Atribuir la fundación de las ciudades coloniales griegas a los ritos procesionales y no a necesidades económicas o sociales ayudó a entender mejor lo que motivaba que ciertos humanos se agruparan, convivieran y delegaran ciertas funciones o poderes en otras personas o colectivos: una compleja tarea común,el culto a una divinidad, les llevaba a unirse.

Este motivo religioso podría quizá extenderse hasta la fundación de la misma idea de ciudad o de espacio urbano. Tanto en Grecia como en Etruria (centro de Italia) existían ligas urbanas, asociaciones de ciudades que el culto a una misma divinidad.

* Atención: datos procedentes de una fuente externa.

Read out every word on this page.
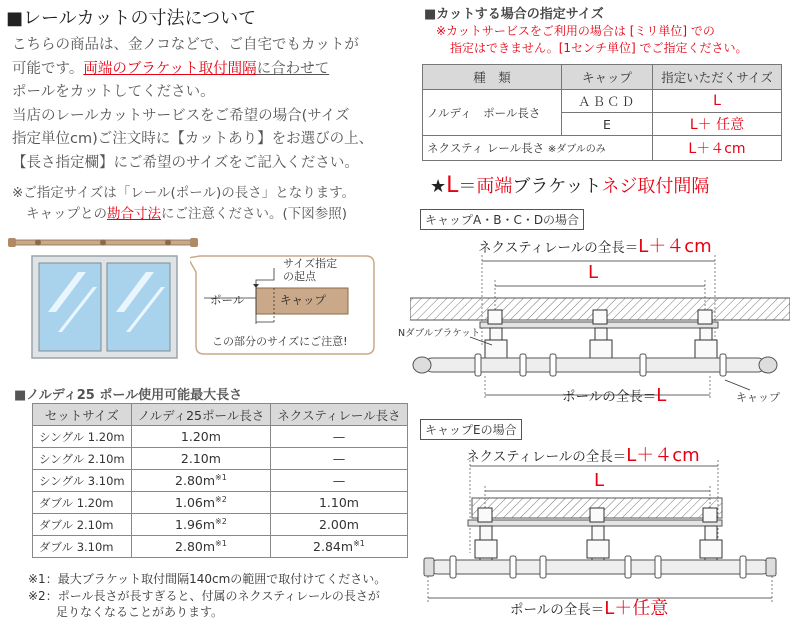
■レールカットの寸法について

こちらの商品は、金ノコなどで、ご自宅でもカットが

可能です。両端のブラケット取付間隔に合わせて

ポールをカットしてください。

当店のレールカットサービスをご希望の場合(サイズ

指定単位cm)ご注文時に【カットあり】をお選びの上、

【長さ指定欄】にご希望のサイズをご記入ください。

※ご指定サイズは「レール(ポール)の長さ」となります。

キャップとの勘合寸法にご注意ください。(下図参照)

サイズ指定
の起点
ポール	キャップ
この部分のサイズにご注意!
■ノルディ25 ポール使用可能最大長さ
セットサイズ	ノルディ25ポール長さ	ネクスティレール長さ
シングル 1.20m	1.20m	—
シングル 2.10m	2.10m	—
シングル 3.10m	$2.80m^{※1}$	—
ダブル 1.20m	$1.06m^{※2}$	1.10m
ダブル 2.10m	$1.96m^{※2}$	2.00m
ダブル 3.10m	$2.80m^{※1}$	$2.84m^{※1}$
※1：最大ブラケット取付間隔140cmの範囲で取付けてください。
※2：ポール長さが長すぎると、付属のネクスティレールの長さが
足りなくなることがあります。
■カットする場合の指定サイズ
※カットサービスをご利用の場合は [ミリ単位] での
指定はできません。[1センチ単位] でご指定ください。
種　類	キャップ	指定いただくサイズ
ノルディ　ポール長さ	ＡＢＣＤ	L
	E	L＋ 任意
ネクスティ レール長さ ※ダブルのみ		L＋４cm
★L＝両端ブラケットネジ取付間隔
キャップA・B・C・Dの場合
ネクスティレールの全長＝L＋４cm
L
Nダブルブラケット
ポールの全長＝L	キャップ
キャップEの場合
ネクスティレールの全長＝L＋４cm
L
ポールの全長＝L＋任意
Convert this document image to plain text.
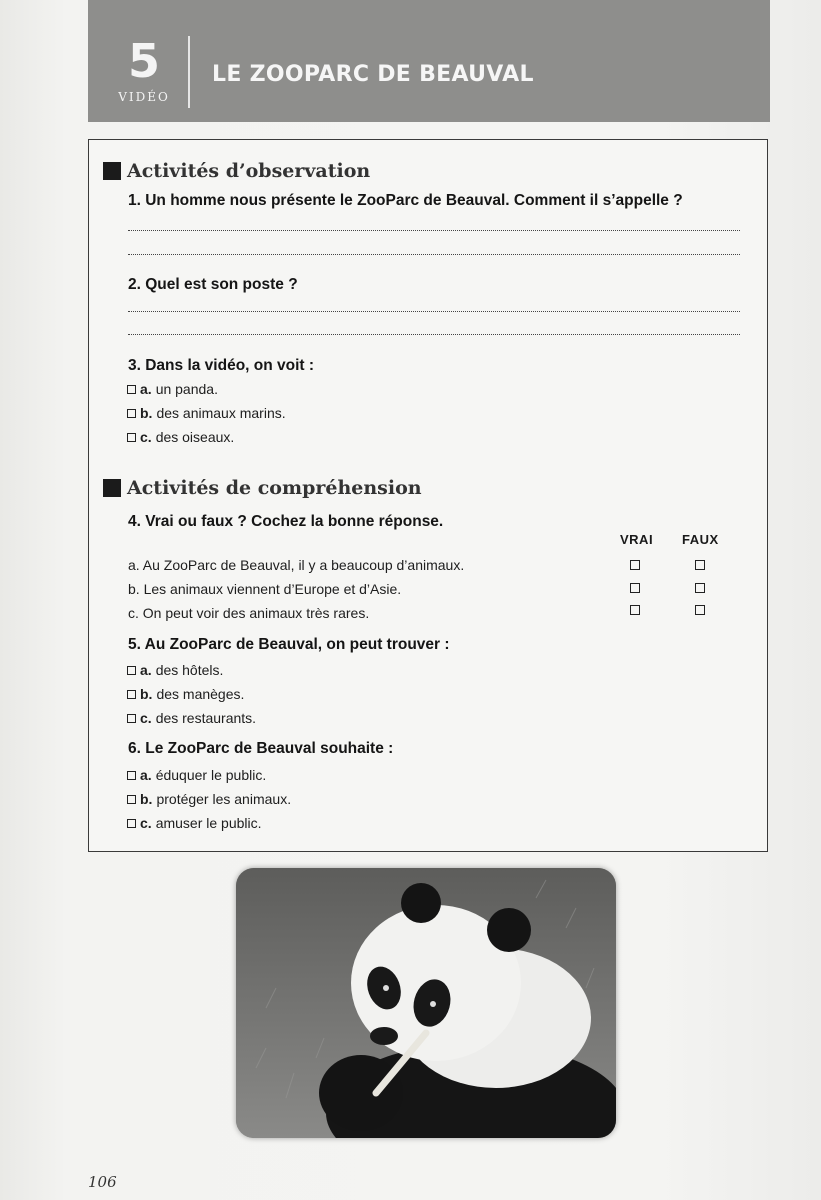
5
VIDÉO
LE ZOOPARC DE BEAUVAL
Activités d’observation
1. Un homme nous présente le ZooParc de Beauval. Comment il s’appelle ?
2. Quel est son poste ?
3. Dans la vidéo, on voit :
a. un panda.
b. des animaux marins.
c. des oiseaux.
Activités de compréhension
4. Vrai ou faux ? Cochez la bonne réponse.
VRAI FAUX
a. Au ZooParc de Beauval, il y a beaucoup d’animaux.
b. Les animaux viennent d’Europe et d’Asie.
c. On peut voir des animaux très rares.
5. Au ZooParc de Beauval, on peut trouver :
a. des hôtels.
b. des manèges.
c. des restaurants.
6. Le ZooParc de Beauval souhaite :
a. éduquer le public.
b. protéger les animaux.
c. amuser le public.
106
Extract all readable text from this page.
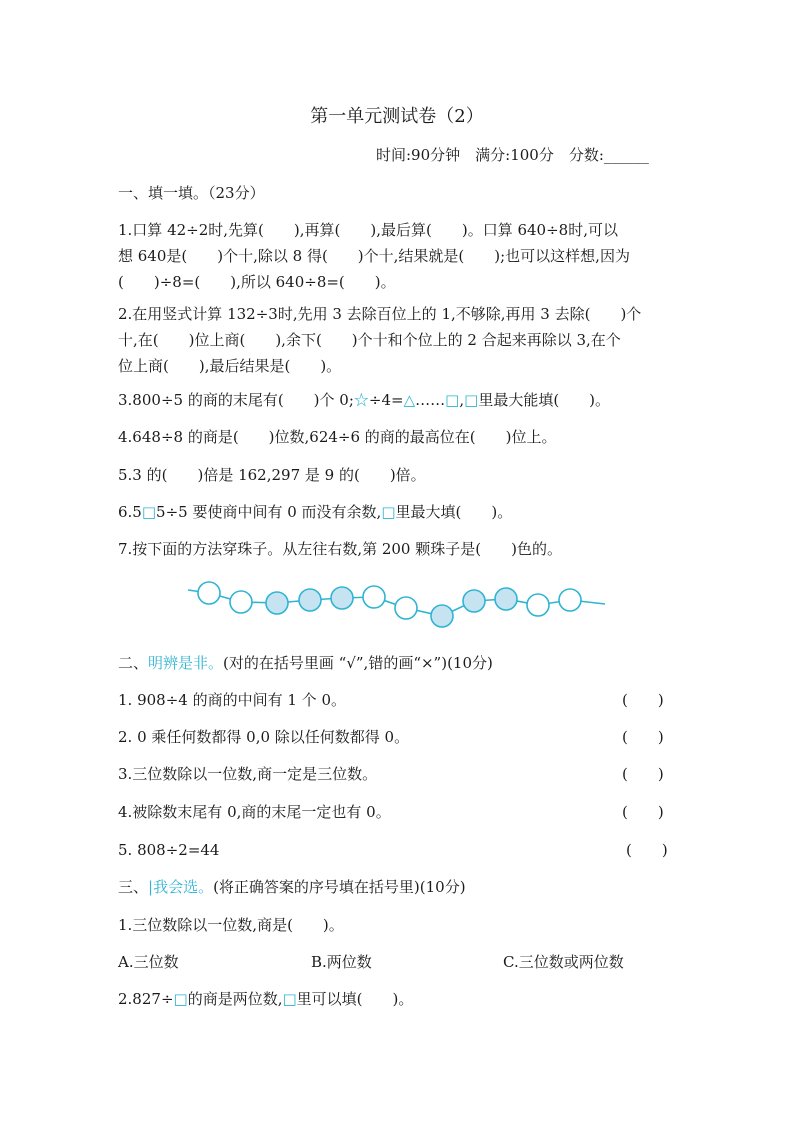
第一单元测试卷（2）
时间:90分钟　满分:100分　分数:______
一、填一填。（23分）
1.口算 42÷2时,先算(　　),再算(　　),最后算(　　)。口算 640÷8时,可以
想 640是(　　)个十,除以 8 得(　　)个十,结果就是(　　);也可以这样想,因为
(　　)÷8=(　　),所以 640÷8=(　　)。
2.在用竖式计算 132÷3时,先用 3 去除百位上的 1,不够除,再用 3 去除(　　)个
十,在(　　)位上商(　　),余下(　　)个十和个位上的 2 合起来再除以 3,在个
位上商(　　),最后结果是(　　)。
3.800÷5 的商的末尾有(　　)个 0;☆÷4=△……□,□里最大能填(　　)。
4.648÷8 的商是(　　)位数,624÷6 的商的最高位在(　　)位上。
5.3 的(　　)倍是 162,297 是 9 的(　　)倍。
6.5□5÷5 要使商中间有 0 而没有余数,□里最大填(　　)。
7.按下面的方法穿珠子。从左往右数,第 200 颗珠子是(　　)色的。
二、明辨是非。(对的在括号里画 “√”,错的画“×”)(10分)
1. 908÷4 的商的中间有 1 个 0。	(　　)
2. 0 乘任何数都得 0,0 除以任何数都得 0。	(　　)
3.三位数除以一位数,商一定是三位数。	(　　)
4.被除数末尾有 0,商的末尾一定也有 0。	(　　)
5. 808÷2=44	(　　)
三、|我会选。(将正确答案的序号填在括号里)(10分)
1.三位数除以一位数,商是(　　)。
A.三位数	B.两位数	C.三位数或两位数
2.827÷□的商是两位数,□里可以填(　　)。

Un culto común podría también explicar que seres humanos decidieran unirse y crear un hábitat de un nuevo tipo formal y social (la ciudad), organizado en función de las necesidades sociales del culto (presencia activa o pasiva de sacerdotes, militares, agricultores y artesanos, productores y guardianes de los bienes ofrendados y las acciones que pautan el rito).

Los ciudadanos comulgarían con una misma divinidad -o una serie de divinidades-. La creencia o la fidelidad en unas mismas potencias sobrenaturales, celestiales o infernales, les habría empujado a unirse y a organizarse. Dado que compartían creencias y alimentos sagrados, fuertes ligámenes se tejían entre ellos, relaciones que se simbolizaban plásticamente a través de lo que conforma una ciudad: un tejido de vías de comunicación, de espacios públicos y de edificios funcionalmente diferenciadas, pensados para que los ciudadanos puedan desplazarse hacia los centros de culto. Todos los caminos conducen a(l corazón de) Roma.

De este modo, un impulso trascendente -no siempre libre de deseos veniales- habría empujado a los humanos a reconsiderados sus modos de vida y hallar la mejor manera de compsartir laa atenciones que una o unas divinidades necesiades.
Las necesidades, entonces, no serían materiales -o no sereían solo materiales- sino espirituales. La ciudad hasbría sido, literalmente, la ciudad de dios: un invento eficaz sobrenatural.